Neither here nor there: David Gunn’s vocal delivery. I liked it at first — it’s original, I’ll definitely give him that — but after a while it becomes grating because it’s SO dramatic and exaggerated.

And then there’s everything else: Memoirs of a Murderer pretty much sucks. I wasn’t into nu-metal the first time around and I’m not into it now that the nostalgia machine has once again made it acceptable to like. This kind of music feels incredibly tired in 2014, and it wasn’t interesting in 1999 either.

Since I recognize that the “nu-metal sucks herp-a-derp-derp!” argument is worn, let’s dig in a little deeper here.

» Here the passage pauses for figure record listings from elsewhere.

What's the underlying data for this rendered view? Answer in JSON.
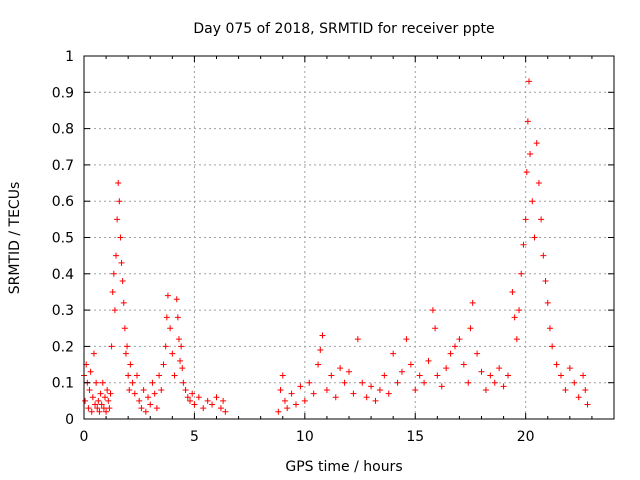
{
  "chart_data": {
    "type": "scatter",
    "title": "Day 075 of 2018, SRMTID for receiver ppte",
    "xlabel": "GPS time / hours",
    "ylabel": "SRMTID / TECUs",
    "xlim": [
      0,
      24
    ],
    "ylim": [
      0,
      1
    ],
    "x_ticks": [
      0,
      5,
      10,
      15,
      20
    ],
    "x_tick_labels": [
      "0",
      "5",
      "10",
      "15",
      "20"
    ],
    "y_ticks": [
      0,
      0.1,
      0.2,
      0.3,
      0.4,
      0.5,
      0.6,
      0.7,
      0.8,
      0.9,
      1
    ],
    "y_tick_labels": [
      "0",
      "0.1",
      "0.2",
      "0.3",
      "0.4",
      "0.5",
      "0.6",
      "0.7",
      "0.8",
      "0.9",
      "1"
    ],
    "grid": true,
    "marker": "+",
    "color": "#ff0000",
    "series": [
      {
        "name": "SRMTID",
        "points": [
          [
            0.0,
            0.12
          ],
          [
            0.05,
            0.05
          ],
          [
            0.1,
            0.15
          ],
          [
            0.15,
            0.1
          ],
          [
            0.2,
            0.03
          ],
          [
            0.25,
            0.08
          ],
          [
            0.3,
            0.13
          ],
          [
            0.35,
            0.02
          ],
          [
            0.4,
            0.06
          ],
          [
            0.45,
            0.18
          ],
          [
            0.5,
            0.04
          ],
          [
            0.55,
            0.1
          ],
          [
            0.6,
            0.03
          ],
          [
            0.65,
            0.05
          ],
          [
            0.7,
            0.02
          ],
          [
            0.75,
            0.07
          ],
          [
            0.8,
            0.04
          ],
          [
            0.85,
            0.1
          ],
          [
            0.9,
            0.03
          ],
          [
            0.95,
            0.06
          ],
          [
            1.0,
            0.02
          ],
          [
            1.05,
            0.08
          ],
          [
            1.1,
            0.05
          ],
          [
            1.15,
            0.03
          ],
          [
            1.2,
            0.07
          ],
          [
            1.25,
            0.2
          ],
          [
            1.3,
            0.35
          ],
          [
            1.35,
            0.4
          ],
          [
            1.4,
            0.3
          ],
          [
            1.45,
            0.45
          ],
          [
            1.5,
            0.55
          ],
          [
            1.55,
            0.65
          ],
          [
            1.6,
            0.6
          ],
          [
            1.65,
            0.5
          ],
          [
            1.7,
            0.43
          ],
          [
            1.75,
            0.38
          ],
          [
            1.8,
            0.32
          ],
          [
            1.85,
            0.25
          ],
          [
            1.9,
            0.18
          ],
          [
            1.95,
            0.2
          ],
          [
            2.0,
            0.12
          ],
          [
            2.05,
            0.08
          ],
          [
            2.1,
            0.15
          ],
          [
            2.2,
            0.1
          ],
          [
            2.3,
            0.07
          ],
          [
            2.4,
            0.12
          ],
          [
            2.5,
            0.05
          ],
          [
            2.6,
            0.03
          ],
          [
            2.7,
            0.08
          ],
          [
            2.8,
            0.02
          ],
          [
            2.9,
            0.06
          ],
          [
            3.0,
            0.04
          ],
          [
            3.1,
            0.1
          ],
          [
            3.2,
            0.07
          ],
          [
            3.3,
            0.03
          ],
          [
            3.4,
            0.12
          ],
          [
            3.5,
            0.08
          ],
          [
            3.6,
            0.15
          ],
          [
            3.7,
            0.2
          ],
          [
            3.75,
            0.28
          ],
          [
            3.8,
            0.34
          ],
          [
            3.9,
            0.25
          ],
          [
            4.0,
            0.18
          ],
          [
            4.1,
            0.12
          ],
          [
            4.2,
            0.33
          ],
          [
            4.25,
            0.28
          ],
          [
            4.3,
            0.22
          ],
          [
            4.35,
            0.16
          ],
          [
            4.4,
            0.2
          ],
          [
            4.45,
            0.14
          ],
          [
            4.5,
            0.1
          ],
          [
            4.6,
            0.08
          ],
          [
            4.7,
            0.06
          ],
          [
            4.8,
            0.05
          ],
          [
            4.9,
            0.07
          ],
          [
            5.0,
            0.04
          ],
          [
            5.2,
            0.06
          ],
          [
            5.4,
            0.03
          ],
          [
            5.6,
            0.05
          ],
          [
            5.8,
            0.04
          ],
          [
            6.0,
            0.06
          ],
          [
            6.2,
            0.03
          ],
          [
            6.3,
            0.05
          ],
          [
            6.4,
            0.02
          ],
          [
            8.8,
            0.02
          ],
          [
            8.9,
            0.08
          ],
          [
            9.0,
            0.12
          ],
          [
            9.1,
            0.05
          ],
          [
            9.2,
            0.03
          ],
          [
            9.4,
            0.07
          ],
          [
            9.6,
            0.04
          ],
          [
            9.8,
            0.09
          ],
          [
            10.0,
            0.05
          ],
          [
            10.2,
            0.1
          ],
          [
            10.4,
            0.07
          ],
          [
            10.6,
            0.15
          ],
          [
            10.7,
            0.19
          ],
          [
            10.8,
            0.23
          ],
          [
            11.0,
            0.08
          ],
          [
            11.2,
            0.12
          ],
          [
            11.4,
            0.06
          ],
          [
            11.6,
            0.14
          ],
          [
            11.8,
            0.1
          ],
          [
            12.0,
            0.13
          ],
          [
            12.2,
            0.07
          ],
          [
            12.4,
            0.22
          ],
          [
            12.6,
            0.1
          ],
          [
            12.8,
            0.06
          ],
          [
            13.0,
            0.09
          ],
          [
            13.2,
            0.05
          ],
          [
            13.4,
            0.08
          ],
          [
            13.6,
            0.12
          ],
          [
            13.8,
            0.07
          ],
          [
            14.0,
            0.18
          ],
          [
            14.2,
            0.1
          ],
          [
            14.4,
            0.13
          ],
          [
            14.6,
            0.22
          ],
          [
            14.8,
            0.15
          ],
          [
            15.0,
            0.08
          ],
          [
            15.2,
            0.12
          ],
          [
            15.4,
            0.1
          ],
          [
            15.6,
            0.16
          ],
          [
            15.8,
            0.3
          ],
          [
            15.9,
            0.25
          ],
          [
            16.0,
            0.12
          ],
          [
            16.2,
            0.09
          ],
          [
            16.4,
            0.14
          ],
          [
            16.6,
            0.18
          ],
          [
            16.8,
            0.2
          ],
          [
            17.0,
            0.22
          ],
          [
            17.2,
            0.15
          ],
          [
            17.4,
            0.1
          ],
          [
            17.5,
            0.25
          ],
          [
            17.6,
            0.32
          ],
          [
            17.8,
            0.18
          ],
          [
            18.0,
            0.13
          ],
          [
            18.2,
            0.08
          ],
          [
            18.4,
            0.12
          ],
          [
            18.6,
            0.1
          ],
          [
            18.8,
            0.14
          ],
          [
            19.0,
            0.09
          ],
          [
            19.2,
            0.12
          ],
          [
            19.4,
            0.35
          ],
          [
            19.5,
            0.28
          ],
          [
            19.6,
            0.22
          ],
          [
            19.7,
            0.3
          ],
          [
            19.8,
            0.4
          ],
          [
            19.9,
            0.48
          ],
          [
            20.0,
            0.55
          ],
          [
            20.05,
            0.68
          ],
          [
            20.1,
            0.82
          ],
          [
            20.15,
            0.93
          ],
          [
            20.2,
            0.73
          ],
          [
            20.3,
            0.6
          ],
          [
            20.4,
            0.5
          ],
          [
            20.5,
            0.76
          ],
          [
            20.6,
            0.65
          ],
          [
            20.7,
            0.55
          ],
          [
            20.8,
            0.45
          ],
          [
            20.9,
            0.38
          ],
          [
            21.0,
            0.32
          ],
          [
            21.1,
            0.25
          ],
          [
            21.2,
            0.2
          ],
          [
            21.4,
            0.15
          ],
          [
            21.6,
            0.12
          ],
          [
            21.8,
            0.08
          ],
          [
            22.0,
            0.14
          ],
          [
            22.2,
            0.1
          ],
          [
            22.4,
            0.06
          ],
          [
            22.6,
            0.12
          ],
          [
            22.7,
            0.08
          ],
          [
            22.8,
            0.04
          ]
        ]
      }
    ]
  }
}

From a musical standpoint King 810 don’t really offer very much: these riffs have been played before hundreds of times and these song structures are completely predictable. King 810 play lowest common denominator metal, and I think the average metal fan demands more intelligence out of the music they choose to listen to from the many available options. Simply put, you, metal fan, deserve better. Not that there’s anything inherently wrong with simple music, but when it comes to metal my tastes (and probably yours too) lie elsewhere.

The lyrics throughout Memoirs are laughable. During nu-metal’s first go-round it wasn’t the overly angsty lyrics that bothered me — I’m not much of a lyrics guy anyway — and though I didn’t relate to the “woe is me” theme most of those bands were singing about I didn’t care because, for me, the music itself was the turn-off. King 810 kind of force the point, though, because their lyrical themes are SUCH a central theme to the band’s entire existence and marketing push, and the vocals are WAY up front in the mix — they’re impossible to ignore.

Every single song on this album is about death, dying, fights, self-defense, guns, poverty, etc, often to the point of comical exaggeration. I do believe that [probably] these lyrics are based on the real lives of the band members. But why the need to harp and harp and harp? Surely these men have other things going on in their lives about which they could sing. Unfortunately the tough guy aspect is pretty much all these guys have going for them, which band and label alike recognize and have exploited to the nth degree. I want to hear the music speak for itself — is it good, or is it not? Everything else is secondary. The fact that the tough guy angle is played up so hard here is a turn-off, because a) it feels like it’s over-compensating for the fact that everyone knows the music isn’t really anything special, and b) I cannot relate to the lyrical content at all, whether it’s real or not. Sure, lots of metal bands sing about completely ridiculous shit, way more than these guys! Satanism. Viking warriors. Etc. But those bands play music that speaks for itself, and the lyrics are mostly an afterthought, not the focus like they are with King 810.

If you don’t demand much from the music you listen to, or you can appreciate the novelty aspect of King 810 in an ironic fashion, Memoirs might be the album for you. Otherwise you won’t be missing anything if you skip it.

An earlier version of this incorrectly stated that “Eyes” was an acoustic song that closed the album. That song is “State of Nature.”